Wareham is quick to point out that the end of Luna doesn't mean the end of making music for him. He and Luna bassist Phillips released their own album, the critically lauded L'Avventura, in 2002, and they're already collaborating on a follow-up. And then there's the odd musical job that might come along--a solo record, perhaps, maybe some film scoring, special guest status on projects made by some of Wareham's many musical friends.
"I can't take any time off," says Wareham, back in deadpan mode. "I have to earn a living.

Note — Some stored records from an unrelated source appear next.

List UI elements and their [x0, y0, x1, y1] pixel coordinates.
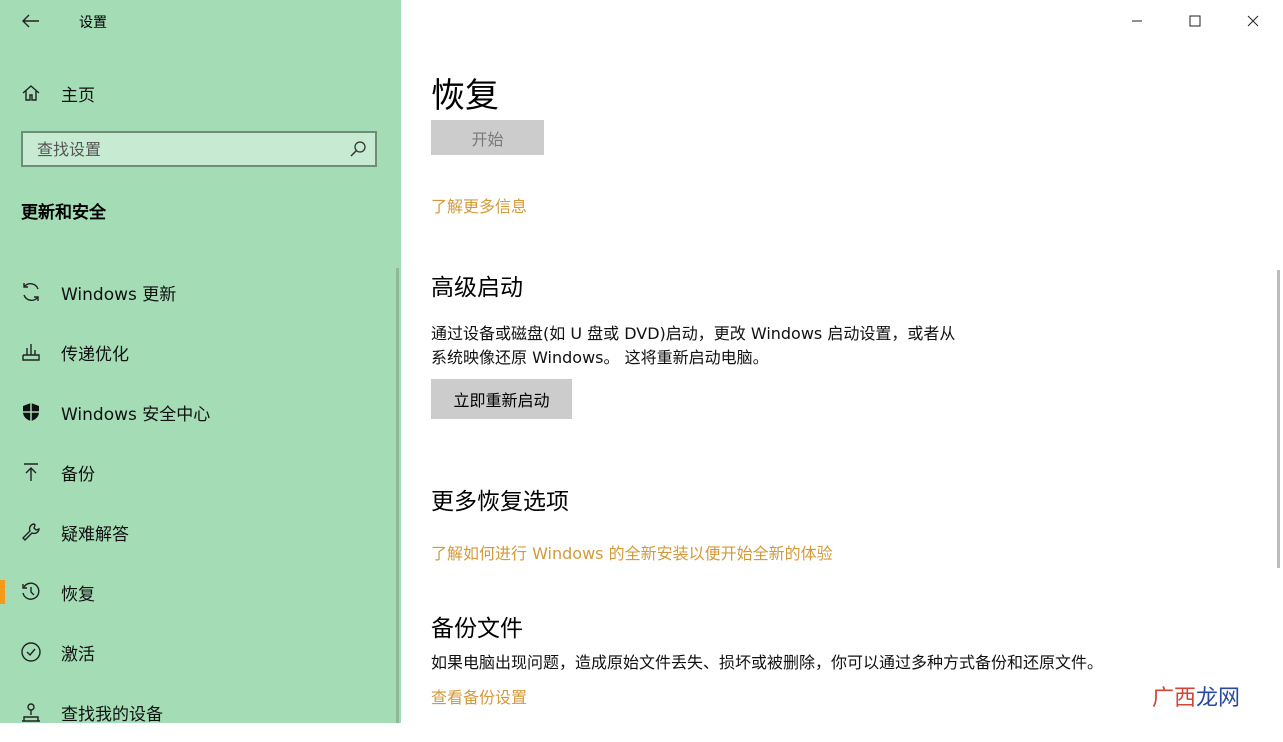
- recovery-history-icon: [20, 581, 42, 603]
- search-box[interactable]: [21, 131, 377, 167]
- more-recovery-heading: 更多恢复选项: [431, 489, 569, 515]
- page-title: 恢复: [431, 76, 499, 116]
- sidebar-item-label: Windows 安全中心: [61, 404, 211, 425]
- sidebar-item-label: Windows 更新: [61, 284, 177, 305]
- main-content: 恢复 开始 了解更多信息 高级启动 通过设备或磁盘(如 U 盘或 DVD)启动，…: [401, 0, 1283, 723]
- sidebar-item-backup[interactable]: 备份: [0, 442, 401, 502]
- sidebar-item-label: 传递优化: [61, 344, 129, 365]
- sidebar-item-label: 备份: [61, 464, 95, 485]
- sidebar-item-recovery[interactable]: 恢复: [0, 562, 401, 622]
- home-icon: [20, 82, 42, 104]
- fresh-install-link[interactable]: 了解如何进行 Windows 的全新安装以便开始全新的体验: [431, 540, 833, 564]
- sidebar-item-windows-security[interactable]: Windows 安全中心: [0, 382, 401, 442]
- minimize-icon: [1132, 20, 1142, 22]
- sidebar-item-label: 主页: [61, 85, 95, 106]
- delivery-optimization-icon: [20, 341, 42, 363]
- start-button[interactable]: 开始: [431, 120, 544, 155]
- sidebar-scrollbar[interactable]: [396, 268, 399, 723]
- sidebar-item-label: 疑难解答: [61, 524, 129, 545]
- backup-arrow-icon: [20, 461, 42, 483]
- search-input[interactable]: [23, 133, 343, 165]
- watermark-part1: 广西: [1152, 686, 1197, 711]
- backup-files-heading: 备份文件: [431, 616, 523, 642]
- main-scrollbar[interactable]: [1277, 270, 1280, 568]
- watermark: 广西龙网: [1152, 680, 1240, 712]
- sidebar-nav: Windows 更新 传递优化 Windows 安全中心 备份 疑难解答 恢复 …: [0, 262, 401, 742]
- minimize-button[interactable]: [1117, 6, 1157, 36]
- back-arrow-icon: [22, 14, 39, 28]
- maximize-icon: [1189, 15, 1201, 27]
- close-icon: [1247, 15, 1259, 27]
- sync-icon: [20, 281, 42, 303]
- close-button[interactable]: [1233, 6, 1273, 36]
- activation-check-icon: [20, 641, 42, 663]
- sidebar-item-activation[interactable]: 激活: [0, 622, 401, 682]
- advanced-startup-description-line1: 通过设备或磁盘(如 U 盘或 DVD)启动，更改 Windows 启动设置，或者…: [431, 324, 956, 343]
- sidebar-item-find-my-device[interactable]: 查找我的设备: [0, 682, 401, 742]
- advanced-startup-description-line2: 系统映像还原 Windows。 这将重新启动电脑。: [431, 348, 769, 367]
- sidebar-item-windows-update[interactable]: Windows 更新: [0, 262, 401, 322]
- advanced-startup-description: 通过设备或磁盘(如 U 盘或 DVD)启动，更改 Windows 启动设置，或者…: [431, 322, 1031, 370]
- sidebar: 设置 主页 更新和安全 Windows 更新 传递优化: [0, 0, 401, 725]
- sidebar-item-troubleshoot[interactable]: 疑难解答: [0, 502, 401, 562]
- back-button[interactable]: [18, 8, 44, 34]
- find-device-person-icon: [20, 701, 42, 723]
- wrench-icon: [20, 521, 42, 543]
- sidebar-item-label: 恢复: [61, 584, 95, 605]
- advanced-startup-heading: 高级启动: [431, 275, 523, 301]
- maximize-button[interactable]: [1175, 6, 1215, 36]
- learn-more-link[interactable]: 了解更多信息: [431, 193, 527, 217]
- sidebar-item-delivery-optimization[interactable]: 传递优化: [0, 322, 401, 382]
- section-title: 更新和安全: [21, 203, 106, 223]
- sidebar-item-home[interactable]: 主页: [0, 74, 401, 112]
- view-backup-settings-link[interactable]: 查看备份设置: [431, 684, 527, 708]
- search-icon[interactable]: [349, 140, 367, 158]
- shield-icon: [20, 401, 42, 423]
- sidebar-item-label: 激活: [61, 644, 95, 665]
- backup-files-description: 如果电脑出现问题，造成原始文件丢失、损坏或被删除，你可以通过多种方式备份和还原文…: [431, 653, 1104, 672]
- sidebar-item-label: 查找我的设备: [61, 704, 163, 725]
- watermark-part2: 龙网: [1196, 686, 1241, 711]
- app-title: 设置: [79, 15, 107, 31]
- restart-now-button[interactable]: 立即重新启动: [431, 379, 572, 419]
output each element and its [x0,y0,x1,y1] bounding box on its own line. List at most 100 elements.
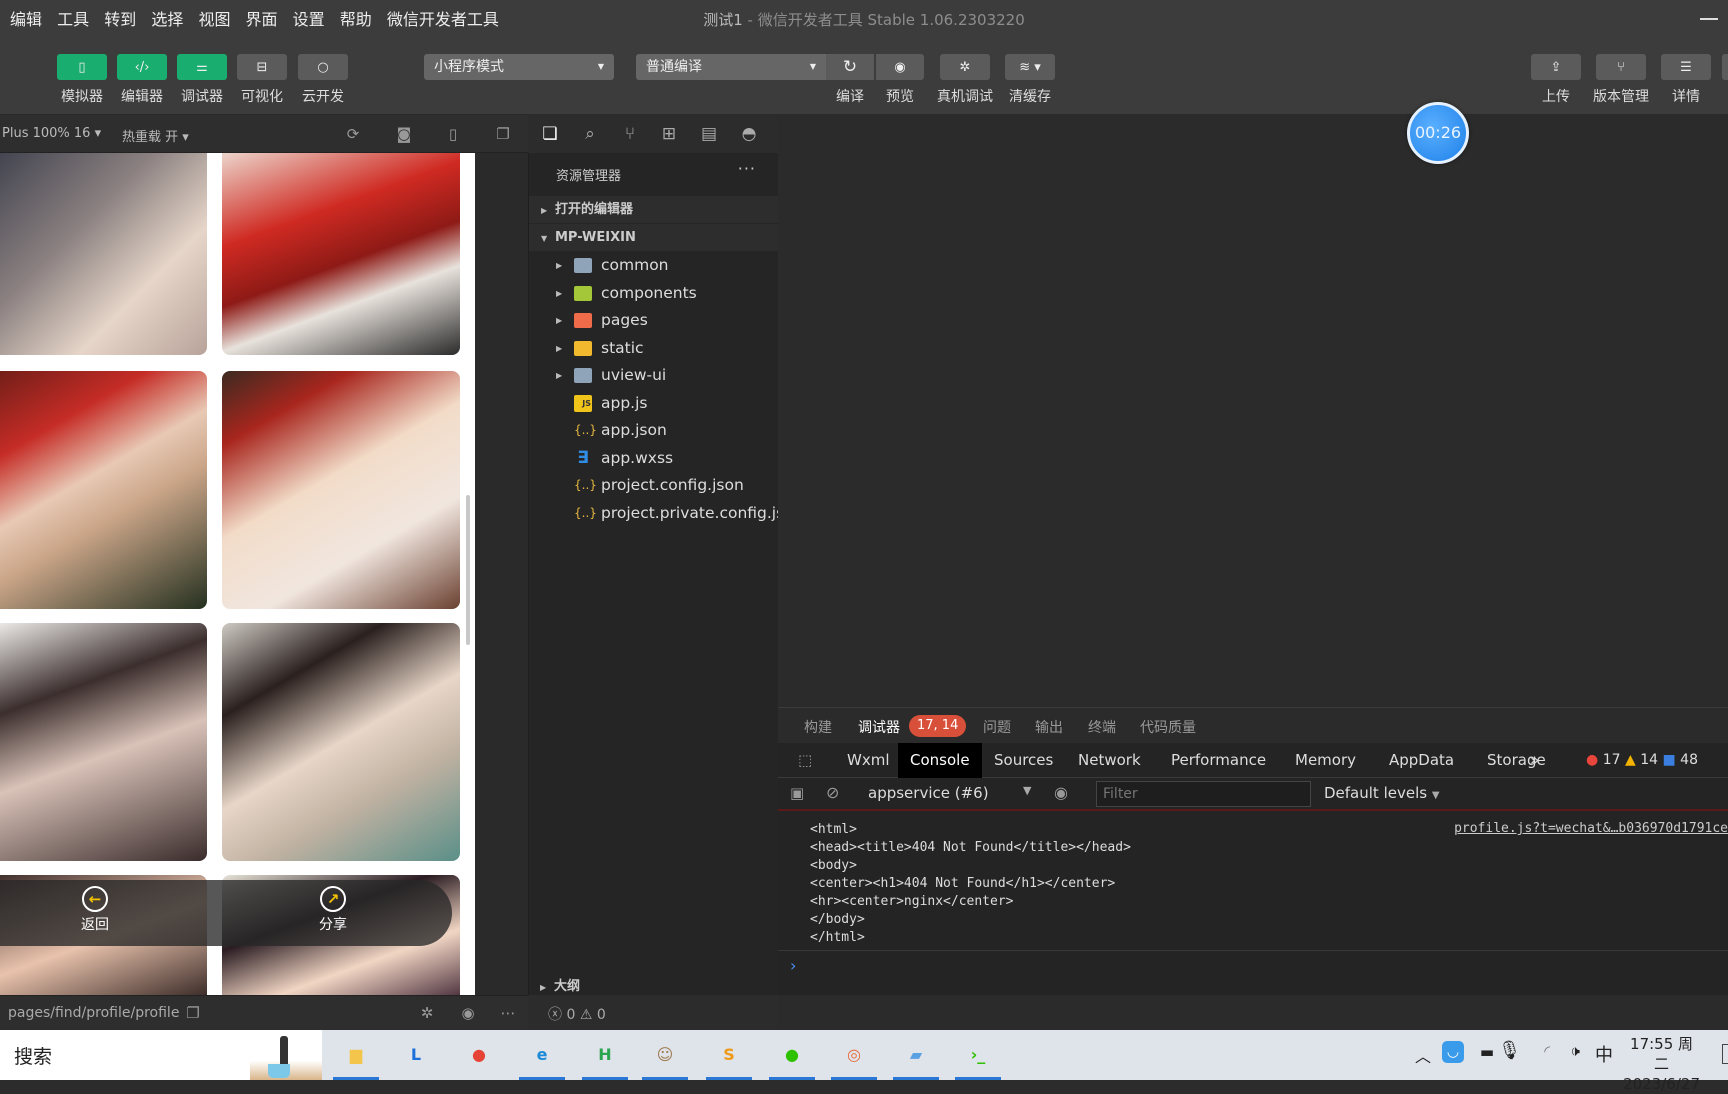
taskbar-app-avatar-app[interactable]: ☺ [650,1040,680,1070]
tab-console[interactable]: Console [898,743,982,778]
file-tree-item[interactable]: {..} project.config.json [529,472,779,499]
file-tree-item[interactable]: ▶ components [529,280,779,307]
menu-devtools[interactable]: 微信开发者工具 [387,0,499,40]
share-button[interactable]: ↗ 分享 [303,886,363,934]
clock[interactable]: 17:55 周二 2023/6/27 [1623,1034,1700,1094]
more-icon[interactable]: ··· [738,159,756,178]
outline-section[interactable]: ▶ 大纲 [528,975,778,997]
menu-edit[interactable]: 编辑 [10,0,42,40]
chevron-up-icon[interactable]: ︿ [1415,1043,1431,1067]
taskbar-app-file-explorer[interactable]: ▆ [341,1040,371,1070]
file-tree-item[interactable]: {..} app.json [529,417,779,444]
menu-goto[interactable]: 转到 [104,0,136,40]
device-debug-button[interactable]: ✲ [940,54,990,80]
menu-tools[interactable]: 工具 [57,0,89,40]
compile-button[interactable]: ↻ [826,54,874,80]
menu-settings[interactable]: 设置 [293,0,325,40]
device-icon[interactable]: ▯ [444,125,462,143]
stop-icon[interactable]: ◙ [395,125,413,143]
details-button[interactable]: ☰ [1661,54,1711,80]
overflow-button[interactable] [1722,54,1728,80]
tab-network[interactable]: Network [1066,743,1153,778]
tab-appdata[interactable]: AppData [1377,743,1466,778]
search-icon[interactable]: ⌕ [580,124,600,144]
preview-button[interactable]: ◉ [876,54,924,80]
microphone-icon[interactable]: 🎙 [1498,1040,1521,1061]
more-icon[interactable]: ⋯ [499,1004,517,1022]
photo-2[interactable] [222,153,460,355]
taskbar-app-browser-360[interactable]: ◎ [839,1040,869,1070]
taskbar-app-notepad[interactable]: ▰ [901,1040,931,1070]
compile-select[interactable]: 普通编译 ▼ [636,54,826,80]
tab-performance[interactable]: Performance [1159,743,1278,778]
hot-reload-select[interactable]: 热重载 开 ▾ [122,126,189,145]
rotate-icon[interactable]: ⟳ [344,125,362,143]
menu-view[interactable]: 视图 [198,0,230,40]
menu-select[interactable]: 选择 [151,0,183,40]
eye-icon[interactable]: ◉ [1054,783,1068,802]
console-input[interactable]: › [778,950,1728,995]
debugger-toggle-button[interactable]: ⚌ [177,54,227,80]
file-tree-item[interactable]: ▶ common [529,252,779,279]
cloud-dev-button[interactable]: ○ [298,54,348,80]
eye-icon[interactable]: ◉ [459,1004,477,1022]
detach-window-icon[interactable]: ❐ [494,125,512,143]
show-desktop-button[interactable] [1722,1044,1728,1064]
simulator-scrollbar[interactable] [466,495,470,645]
volume-icon[interactable]: 🕩 [1571,1042,1580,1060]
taskbar-app-lenovo[interactable]: L [401,1040,431,1070]
file-tree-item[interactable]: {..} project.private.config.js... [529,500,779,527]
photo-4[interactable] [222,371,460,609]
taskbar-app-sublime[interactable]: S [714,1040,744,1070]
file-tree-item[interactable]: ▶ uview-ui [529,362,779,389]
context-select[interactable]: appservice (#6) ▼ [868,784,1031,802]
more-tabs-icon[interactable]: » [1518,743,1551,778]
ime-indicator[interactable]: 中 [1595,1041,1613,1067]
editor-toggle-button[interactable]: ‹/› [117,54,167,80]
battery-icon[interactable]: ▬ [1480,1043,1494,1061]
open-editors-section[interactable]: ▶ 打开的编辑器 [529,196,779,223]
upload-button[interactable]: ⇪ [1531,54,1581,80]
tab-code-quality[interactable]: 代码质量 [1140,717,1196,737]
source-link[interactable]: profile.js?t=wechat&…b036970d1791ce [1454,821,1728,836]
tab-debugger[interactable]: 调试器 [858,717,900,747]
tab-terminal[interactable]: 终端 [1088,717,1116,737]
project-root-section[interactable]: ▼ MP-WEIXIN [529,224,779,251]
file-tree-item[interactable]: JS app.js [529,390,779,417]
visual-button[interactable]: ⊟ [237,54,287,80]
problems-status[interactable]: ⓧ 0 ⚠ 0 [528,995,778,1030]
clear-console-icon[interactable]: ⊘ [826,783,839,802]
tray-app-icon[interactable]: ◡ [1442,1041,1464,1063]
docker-icon[interactable]: ◓ [739,124,759,144]
bug-icon[interactable]: ✲ [418,1004,436,1022]
source-control-icon[interactable]: ⑂ [620,124,640,144]
menu-interface[interactable]: 界面 [246,0,278,40]
device-select[interactable]: Plus 100% 16 ▾ [2,126,101,141]
extensions-icon[interactable]: ⊞ [659,124,679,144]
filter-input[interactable] [1096,781,1311,807]
taskbar-app-chrome[interactable]: ● [464,1040,494,1070]
storage-icon[interactable]: ▤ [699,124,719,144]
taskbar-app-hbuilder[interactable]: H [590,1040,620,1070]
sidebar-toggle-icon[interactable]: ▣ [790,784,804,802]
files-icon[interactable]: ❏ [540,124,560,144]
file-tree-item[interactable]: ∃ app.wxss [529,445,779,472]
photo-5[interactable] [0,623,207,861]
file-tree-item[interactable]: ▶ pages [529,307,779,334]
photo-3[interactable] [0,371,207,609]
photo-1[interactable] [0,153,207,355]
simulator-toggle-button[interactable]: ▯ [57,54,107,80]
mode-select[interactable]: 小程序模式 ▼ [424,54,614,80]
menu-help[interactable]: 帮助 [340,0,372,40]
recording-timer[interactable]: 00:26 [1407,102,1469,164]
file-tree-item[interactable]: ▶ static [529,335,779,362]
taskbar-app-edge[interactable]: e [527,1040,557,1070]
back-button[interactable]: ← 返回 [65,886,125,934]
tab-output[interactable]: 输出 [1035,717,1063,737]
tab-wxml[interactable]: Wxml [835,743,902,778]
tab-memory[interactable]: Memory [1283,743,1368,778]
version-control-button[interactable]: ⑂ [1596,54,1646,80]
copy-icon[interactable]: ❐ [184,1004,202,1022]
log-levels-select[interactable]: Default levels ▼ [1324,784,1440,802]
clear-cache-button[interactable]: ≋ ▾ [1005,54,1055,80]
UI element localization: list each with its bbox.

That's the rotten thing about being in a band--no vacations." On the other hand, Wareham has been pursuing an acting career, in typically ever-so-quiet fashion. And he is quick to note that, well, he's getting older and "rock bands are for kids."
"I always think it's kind of funny seeing people like, oh, Bon Jovi doing some sexy photo shoot," Wareham says with a little snicker. "I mean, I understand it. If you're Jon Bon Jovi, you'd better keep rocking, because you're basically the chairman of the multimillion-dollar corporation known as your band. But the way I see it, it's better to be Franz Ferdinand. That's much more exciting for everyone."
Wareham isn't quite the jaded old fogey he makes himself out to be, however. Rather, the alert Luna fan will recognize, once again, the wearied resignation that lies just above the surface of the die-hard romantic. And, not surprisingly, it's music that wakes up Wareham's moonstruck side.
"The thing that was really satisfying about making this record," he says, speaking of Rendezvous, "is that it brought us back to who we are as a band. The producer decided he wanted to capture the sense of how we sound live, and so he miked the room, and we just played." Wareham drifts off in recollection. "It was nice, going back and working in a way that was set up for spontaneity."
He sighs again, and there's another pregnant pause. "I was saying before that being in a band is a lot like dating someone," he says finally, "but it's really an apt metaphor when it comes to the music, because music is a lot like love. The best of it happens by chance, by happenstance, by accident--there has to be some magic in the room. It ought to surprise you. And for me, the great thing about doing this tour--the last one--is that the fact that it's the last has either changed the energy of the shows or keyed me into the energy that was always there. All I know is, for me, the band has a new energy. The audiences have a new energy. It feels...special." But then he puts his heart away and returns to wry Wareham form. "You could say that breaking up has been good for business."